Federal Judge Allows Conservative Group To Continue Surveilling Drop Boxes In Arizona

PHOENIX, ARIZONA - AUGUST 02: A voter places a ballot in a drop box outside of the Maricopa County Elections Department on August 02, 2022 in Phoenix, Arizona. Arizonans are heading to the polls to vote in the state'... PHOENIX, ARIZONA - AUGUST 02: A voter places a ballot in a drop box outside of the Maricopa County Elections Department on August 02, 2022 in Phoenix, Arizona. Arizonans are heading to the polls to vote in the state's midterm primary election. (Photo by Justin Sullivan/Getty Images) MORE LESS

U.S. District Court Judge Michael Liburdi refused to issue a temporary restraining order or preliminary injunction against Clean Elections USA, the right-wing organization that has organized an effort to monitor ballot drop boxes across Arizona, inspired by the conspiracy theory film 2000 mules.
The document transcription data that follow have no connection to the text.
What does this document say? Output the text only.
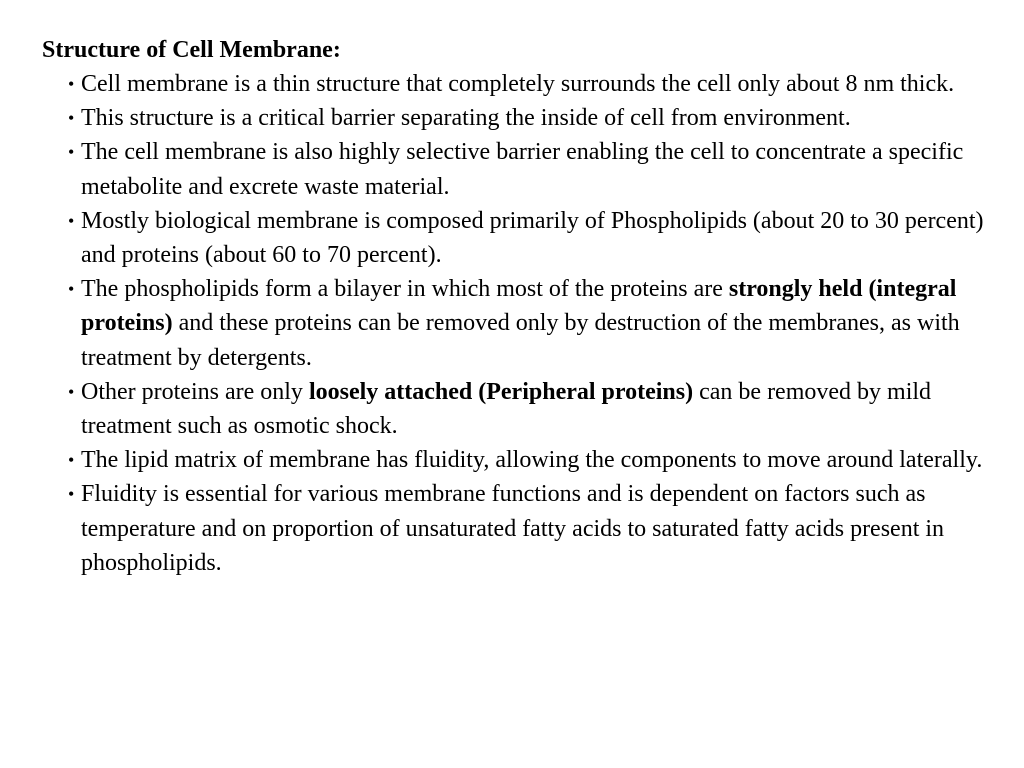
Structure of Cell Membrane:
• Cell membrane is a thin structure that completely surrounds the cell only about 8 nm thick.
• This structure is a critical barrier separating the inside of cell from environment.
• The cell membrane is also highly selective barrier enabling the cell to concentrate a specific metabolite and excrete waste material.
• Mostly biological membrane is composed primarily of Phospholipids (about 20 to 30 percent) and proteins (about 60 to 70 percent).
• The phospholipids form a bilayer in which most of the proteins are strongly held (integral proteins) and these proteins can be removed only by destruction of the membranes, as with treatment by detergents.
• Other proteins are only loosely attached (Peripheral proteins) can be removed by mild treatment such as osmotic shock.
• The lipid matrix of membrane has fluidity, allowing the components to move around laterally.
• Fluidity is essential for various membrane functions and is dependent on factors such as temperature and on proportion of unsaturated fatty acids to saturated fatty acids present in phospholipids.
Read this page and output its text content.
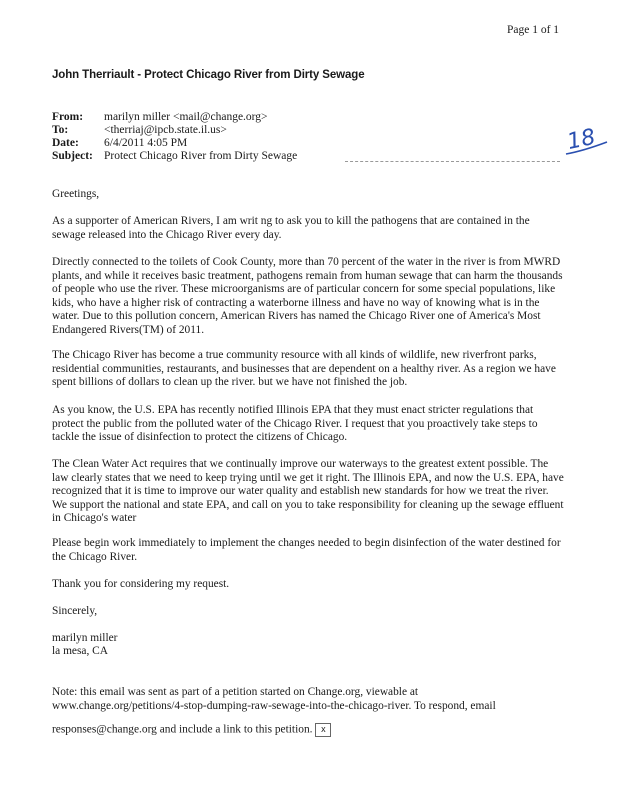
Page 1 of 1
John Therriault - Protect Chicago River from Dirty Sewage
From: marilyn miller <mail@change.org>
To:	<therriaj@ipcb.state.il.us>
Date: 6/4/2011 4:05 PM
Subject: Protect Chicago River from Dirty Sewage
18
Greetings,
As a supporter of American Rivers, I am writ ng to ask you to kill the pathogens that are contained in the sewage released into the Chicago River every day.
Directly connected to the toilets of Cook County, more than 70 percent of the water in the river is from MWRD plants, and while it receives basic treatment, pathogens remain from human sewage that can harm the thousands of people who use the river. These microorganisms are of particular concern for some special populations, like kids, who have a higher risk of contracting a waterborne illness and have no way of knowing what is in the water. Due to this pollution concern, American Rivers has named the Chicago River one of America's Most Endangered Rivers(TM) of 2011.
The Chicago River has become a true community resource with all kinds of wildlife, new riverfront parks, residential communities, restaurants, and businesses that are dependent on a healthy river. As a region we have spent billions of dollars to clean up the river. but we have not finished the job.
As you know, the U.S. EPA has recently notified Illinois EPA that they must enact stricter regulations that protect the public from the polluted water of the Chicago River. I request that you proactively take steps to tackle the issue of disinfection to protect the citizens of Chicago.
The Clean Water Act requires that we continually improve our waterways to the greatest extent possible. The law clearly states that we need to keep trying until we get it right. The Illinois EPA, and now the U.S. EPA, have recognized that it is time to improve our water quality and establish new standards for how we treat the river. We support the national and state EPA, and call on you to take responsibility for cleaning up the sewage effluent in Chicago's water
Please begin work immediately to implement the changes needed to begin disinfection of the water destined for the Chicago River.
Thank you for considering my request.
Sincerely,
marilyn miller
la mesa, CA
Note: this email was sent as part of a petition started on Change.org, viewable at
www.change.org/petitions/4-stop-dumping-raw-sewage-into-the-chicago-river. To respond, email
responses@change.org and include a link to this petition. x
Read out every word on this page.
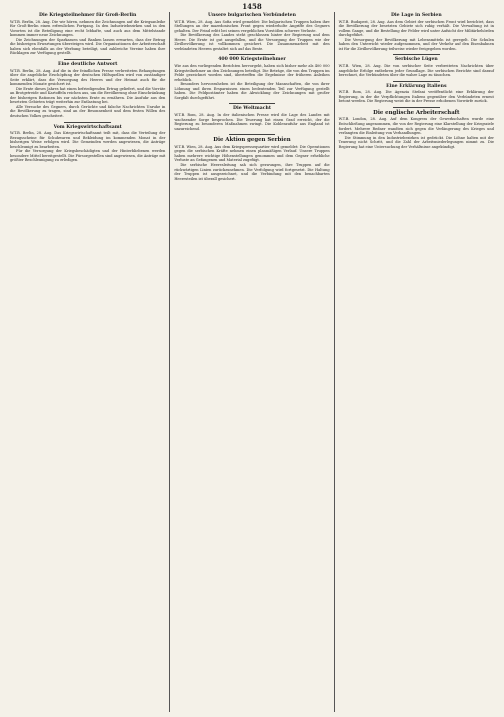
1458
Die Kriegsteilnehmer für Groß-Berlin

W.T.B. Berlin, 28. Aug. Die wir hören, nehmen die Zeichnungen auf die Kriegsanleihe für Groß-Berlin einen erfreulichen Fortgang. In den Industriebezirken und in den Vororten ist die Beteiligung eine recht lebhafte, und auch aus dem Mittelstande kommen immer neue Zeichnungen.

Die Zeichnungen der Sparkassen und Banken lassen erwarten, dass der Betrag die bisherigen Erwartungen übersteigen wird. Die Organisationen der Arbeiterschaft haben sich ebenfalls an der Werbung beteiligt, und zahlreiche Vereine haben ihre Rücklagen zur Verfügung gestellt.

Eine deutliche Antwort

W.T.B. Berlin, 28. Aug. Auf die in der feindlichen Presse verbreiteten Behauptungen über die angebliche Erschöpfung der deutschen Hilfsquellen wird von zuständiger Seite erklärt, dass die Versorgung des Heeres und der Heimat auch für die kommenden Monate gesichert ist.

Die Ernte dieses Jahres hat einen befriedigenden Ertrag geliefert, und die Vorräte an Brotgetreide und Kartoffeln reichen aus, um die Bevölkerung ohne Einschränkung der bisherigen Rationen bis zur nächsten Ernte zu ernähren. Die Ausfuhr aus den besetzten Gebieten trägt weiterhin zur Entlastung bei.

Alle Versuche des Gegners, durch Gerüchte und falsche Nachrichten Unruhe in die Bevölkerung zu tragen, sind an der Besonnenheit und dem festen Willen des deutschen Volkes gescheitert.

Vom Kriegswirtschaftsamt

W.T.B. Berlin, 28. Aug. Das Kriegswirtschaftsamt teilt mit, dass die Verteilung der Bezugsscheine für Schuhwaren und Bekleidung im kommenden Monat in der bisherigen Weise erfolgen wird. Die Gemeinden werden angewiesen, die Anträge beschleunigt zu bearbeiten.

Für die Versorgung der Kriegsbeschädigten und der Hinterbliebenen werden besondere Mittel bereitgestellt. Die Fürsorgestellen sind angewiesen, die Anträge mit größter Beschleunigung zu erledigen.

Unsere bulgarischen Verbündeten

W.T.B. Wien, 28. Aug. Aus Sofia wird gemeldet: Die bulgarischen Truppen haben ihre Stellungen an der mazedonischen Front gegen wiederholte Angriffe des Gegners gehalten. Der Feind erlitt bei seinen vergeblichen Vorstößen schwere Verluste.

Die Bevölkerung des Landes steht geschlossen hinter der Regierung und dem Heere. Die Ernte ist gut ausgefallen, und die Versorgung der Truppen wie der Zivilbevölkerung ist vollkommen gesichert. Die Zusammenarbeit mit den verbündeten Heeren gestaltet sich auf das Beste.

400 000 Kriegsteilnehmer

Wie aus den vorliegenden Berichten hervorgeht, haben sich bisher mehr als 400 000 Kriegsteilnehmer an den Zeichnungen beteiligt. Die Beträge, die von den Truppen im Felde gezeichnet worden sind, übertreffen die Ergebnisse der früheren Anleihen erheblich.

Besonders hervorzuheben ist die Beteiligung der Mannschaften, die von ihrer Löhnung und ihren Ersparnissen einen bedeutenden Teil zur Verfügung gestellt haben. Die Feldpostämter haben die Abwicklung der Zeichnungen mit großer Sorgfalt durchgeführt.

Die Weltmacht

W.T.B. Rom, 28. Aug. In der italienischen Presse wird die Lage des Landes mit wachsender Sorge besprochen. Die Teuerung hat einen Grad erreicht, der die Regierung zu besonderen Maßnahmen zwingt. Die Kohlenzufuhr aus England ist unzureichend.

Die Aktion gegen Serbien

W.T.B. Wien, 28. Aug. Aus dem Kriegspressequartier wird gemeldet: Die Operationen gegen die serbischen Kräfte nehmen einen planmäßigen Verlauf. Unsere Truppen haben mehrere wichtige Höhenstellungen genommen und dem Gegner erhebliche Verluste an Gefangenen und Material zugefügt.

Die serbische Heeresleitung sah sich gezwungen, ihre Truppen auf die rückwärtigen Linien zurückzunehmen. Die Verfolgung wird fortgesetzt. Die Haltung der Truppen ist ausgezeichnet, und die Verbindung mit den benachbarten Heeresteilen ist überall gesichert.

Die Lage in Serbien

W.T.B. Budapest, 28. Aug. Aus dem Gebiet der serbischen Front wird berichtet, dass die Bevölkerung der besetzten Gebiete sich ruhig verhält. Die Verwaltung ist in vollem Gange, und die Bestellung der Felder wird unter Aufsicht der Militärbehörden durchgeführt.

Die Versorgung der Bevölkerung mit Lebensmitteln ist geregelt. Die Schulen haben den Unterricht wieder aufgenommen, und der Verkehr auf den Eisenbahnen ist für die Zivilbevölkerung teilweise wieder freigegeben worden.

Serbische Lügen

W.T.B. Wien, 28. Aug. Die von serbischer Seite verbreiteten Nachrichten über angebliche Erfolge entbehren jeder Grundlage. Die serbischen Berichte sind darauf berechnet, die Verbündeten über die wahre Lage zu täuschen.

Eine Erklärung Italiens

W.T.B. Rom, 28. Aug. Die Agenzia Stefani veröffentlicht eine Erklärung der Regierung, in der die Verpflichtungen Italiens gegenüber den Verbündeten erneut betont werden. Die Regierung weist die in der Presse erhobenen Vorwürfe zurück.

Die englische Arbeiterschaft

W.T.B. London, 28. Aug. Auf dem Kongress der Gewerkschaften wurde eine Entschließung angenommen, die von der Regierung eine Klarstellung der Kriegsziele fordert. Mehrere Redner wandten sich gegen die Verlängerung des Krieges und verlangten die Einleitung von Verhandlungen.

Die Stimmung in den Industriebezirken ist gedrückt. Die Löhne halten mit der Teuerung nicht Schritt, und die Zahl der Arbeitsniederlegungen nimmt zu. Die Regierung hat eine Untersuchung der Verhältnisse angekündigt.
The group is behind various complaints of voter intimidation in Arizona this past week.

The lawsuit was filed on Monday night by two voting rights groups: Arizona Alliance for Retired Americans (AARA), a local organization for retirees, and Voto Latino, a national group representing Latino voters. 

The groups immediately appealed their case Friday to the 9th Circuit. 

They alleged that Clean Elections USA “gathered at ballot drop boxes in Maricopa County with the express purpose of deterring voters,” according to their complaint. 

They sought a temporary restraining order and a preliminary injunction that would prevent Clean Elections USA from “gathering within sight of dropboxes,” taking photos of dropboxes, or training others to do so. 

The plaintiffs’ attorney Daniel Arellano argued that Clean Elections USA’s efforts violated the Voting Rights Act of 1965 and the Ku Klux Klan Act of 1871. “Under any circumstance, Defendants’ actions carry with them exacerbated threats,” he wrote in the complaint. “But, in the current charged political climate, Defendants’ actions carry with them exacerbated threats.”

But Liburdi did not find sufficient evidence that the group’s actions constituted a “true threat.” 

“On this record, Defendants have not made any statements threatening to commit acts of unlawful violence to a particular individual or group of individuals,” he wrote. “There is no evidence that Defendants have publicly posted any voter’s names, home addresses, occupations or other personal information.”

“While there are serious questions implicated,” he wrote, “the Court cannot provide preliminary injunctive relief without infringing core constitutional rights.” He did, however, invite AARA to present new evidence of voter intimidation before the court in the future.

The League of Women Voters filed a separate lawsuit against the group this week, as well as conservative group Lions of Liberty and the Yavapai County Preparedness Team, for undertaking similar surveillance efforts in Yavapai County, Arizona. Lions of Liberty said it would end its surveillance operation.